Although science fiction (sf) had been published before the 1920s, it did not begin to coalesce into a separately marketed genre until the appearance in 1926 of Amazing Stories, a pulp magazine published by Hugo Gernsback. After 1931, when Miracle Science and Fantasy Stories was launched, no new sf magazines appeared for several years. In 1936 Abraham and Martin Goodman, two brothers who owned a publishing company with multiple imprints, launched Ka-Zar, an imitation Tarzan magazine with some borderline sf content. It lasted for three issues, with the last issue dated January 1937. In addition to this marginal sf magazine, in 1937 the Goodmans began publishing several "weird-menace" pulps. These were a genre of pulp magazine known for incorporating "sex and sadism", with storylines that placed women in danger, usually because of a threat that appeared to be supernatural but was ultimately revealed to be the work of a human villain. The Goodmans' titles were Detective Short Stories, launched in August 1937, and Mystery Tales, which published its first issue in March 1938. These were followed up by Marvel Science Stories, edited by Robert O. Erisman, which was not intended to be a weird-menace pulp, but rather an sf magazine. The influence of the "sex and sadism" side of the Goodman's portfolio of magazines was apparent, however: authors were sometimes asked to add more sex to their stories than was usual in sf at the time. This was the first time that the word "Marvel" was used in the title of a Goodman publication. It went on to be used in other titles, notably Marvel Comics in the following year. The word may have been chosen to appeal to advertisers Marvel Home Utilities and Marvel Mystery Oil, or it may have been that Martin Goodman liked the name because it was similar to his own.

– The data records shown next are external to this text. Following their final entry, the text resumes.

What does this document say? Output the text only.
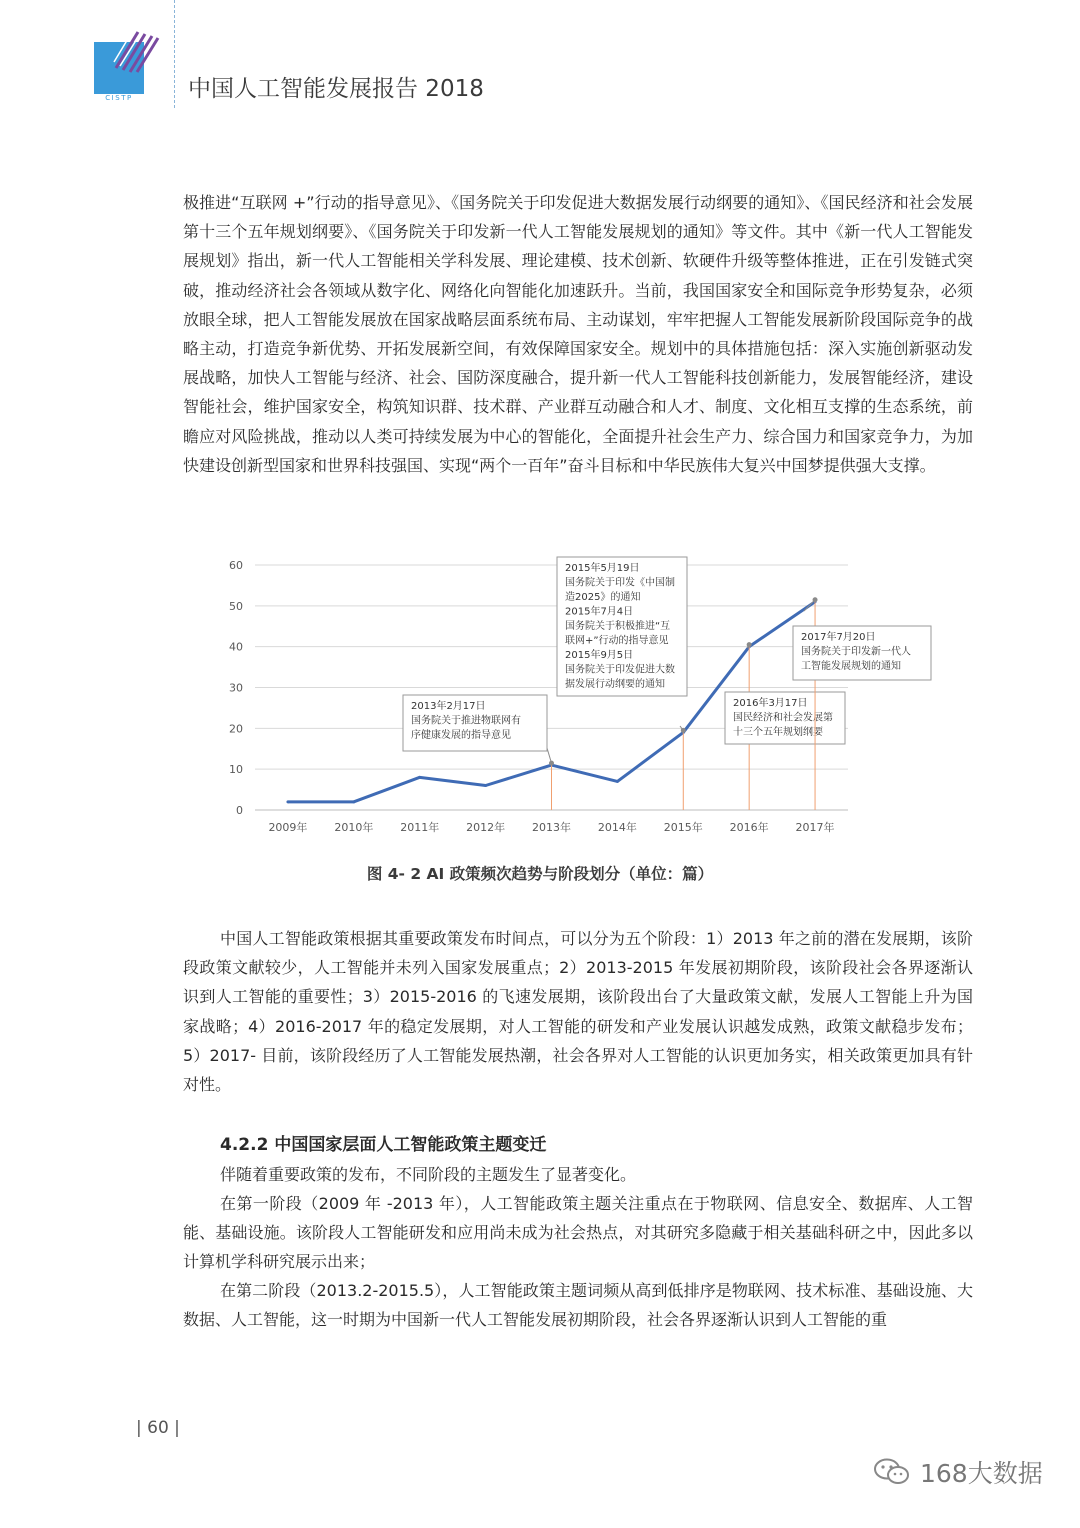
CISTP	中国人工智能发展报告 2018
极推进“互联网 +”行动的指导意见》、《国务院关于印发促进大数据发展行动纲要的通知》、《国民经济和社会发展第十三个五年规划纲要》、《国务院关于印发新一代人工智能发展规划的通知》等文件。其中《新一代人工智能发展规划》指出，新一代人工智能相关学科发展、理论建模、技术创新、软硬件升级等整体推进，正在引发链式突破，推动经济社会各领域从数字化、网络化向智能化加速跃升。当前，我国国家安全和国际竞争形势复杂，必须放眼全球，把人工智能发展放在国家战略层面系统布局、主动谋划，牢牢把握人工智能发展新阶段国际竞争的战略主动，打造竞争新优势、开拓发展新空间，有效保障国家安全。规划中的具体措施包括：深入实施创新驱动发展战略，加快人工智能与经济、社会、国防深度融合，提升新一代人工智能科技创新能力，发展智能经济，建设智能社会，维护国家安全，构筑知识群、技术群、产业群互动融合和人才、制度、文化相互支撑的生态系统，前瞻应对风险挑战，推动以人类可持续发展为中心的智能化，全面提升社会生产力、综合国力和国家竞争力，为加快建设创新型国家和世界科技强国、实现“两个一百年”奋斗目标和中华民族伟大复兴中国梦提供强大支撑。
0
10
20
30
40
50
60
2009年 2010年 2011年 2012年 2013年 2014年 2015年 2016年 2017年
2013年2月17日
国务院关于推进物联网有
序健康发展的指导意见
2015年5月19日
国务院关于印发《中国制
造2025》的通知
2015年7月4日
国务院关于积极推进“互
联网+”行动的指导意见
2015年9月5日
国务院关于印发促进大数
据发展行动纲要的通知
2016年3月17日
国民经济和社会发展第
十三个五年规划纲要
2017年7月20日
国务院关于印发新一代人
工智能发展规划的通知
图 4- 2 AI 政策频次趋势与阶段划分（单位：篇）
中国人工智能政策根据其重要政策发布时间点，可以分为五个阶段：1）2013 年之前的潜在发展期，该阶段政策文献较少，人工智能并未列入国家发展重点；2）2013-2015 年发展初期阶段，该阶段社会各界逐渐认识到人工智能的重要性；3）2015-2016 的飞速发展期，该阶段出台了大量政策文献，发展人工智能上升为国家战略；4）2016-2017 年的稳定发展期，对人工智能的研发和产业发展认识越发成熟，政策文献稳步发布；5）2017- 目前，该阶段经历了人工智能发展热潮，社会各界对人工智能的认识更加务实，相关政策更加具有针对性。
4.2.2 中国国家层面人工智能政策主题变迁
伴随着重要政策的发布，不同阶段的主题发生了显著变化。
在第一阶段（2009 年 -2013 年），人工智能政策主题关注重点在于物联网、信息安全、数据库、人工智能、基础设施。该阶段人工智能研发和应用尚未成为社会热点，对其研究多隐藏于相关基础科研之中，因此多以计算机学科研究展示出来；
在第二阶段（2013.2-2015.5），人工智能政策主题词频从高到低排序是物联网、技术标准、基础设施、大数据、人工智能，这一时期为中国新一代人工智能发展初期阶段，社会各界逐渐认识到人工智能的重
| 60 |
168大数据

The first issue, dated August 1938, appeared on newsstands in May of that year. It contained "Survival" by Arthur J. Burks as the lead novel; this was well received by the readers, and did not contain any sexual content. The first couple of issues contained several stories that did little to offend readers, but they also contained two stories by Henry Kuttner, who was selling regularly to the Goodmans' other publications. Erisman and the Goodmans had asked Kuttner to spice up his submissions to Marvel Science Stories. He obliged with "Avengers of Space" in the first issue, which included "scenes of aliens lusting after unclothed Earth women", in the words of sf historian Mike Ashley, and "The Time Trap" in the second issue. Reader reaction was strongly negative: a typical letter, from William Hamling, later to become a publisher and editor of science fiction magazines in his own right, commented: "I was just about to write you a letter of complete congratulations when my eyes fell upon Kuttner's "The Time Trap". All I can say is: PLEASE, in the future, dislodge such trash from your magazine". In addition to these two stories published under Kuttner's name, there were two more stories in the same two issues by him (under pseudonyms) which were equally offensive to readers such as Hamling.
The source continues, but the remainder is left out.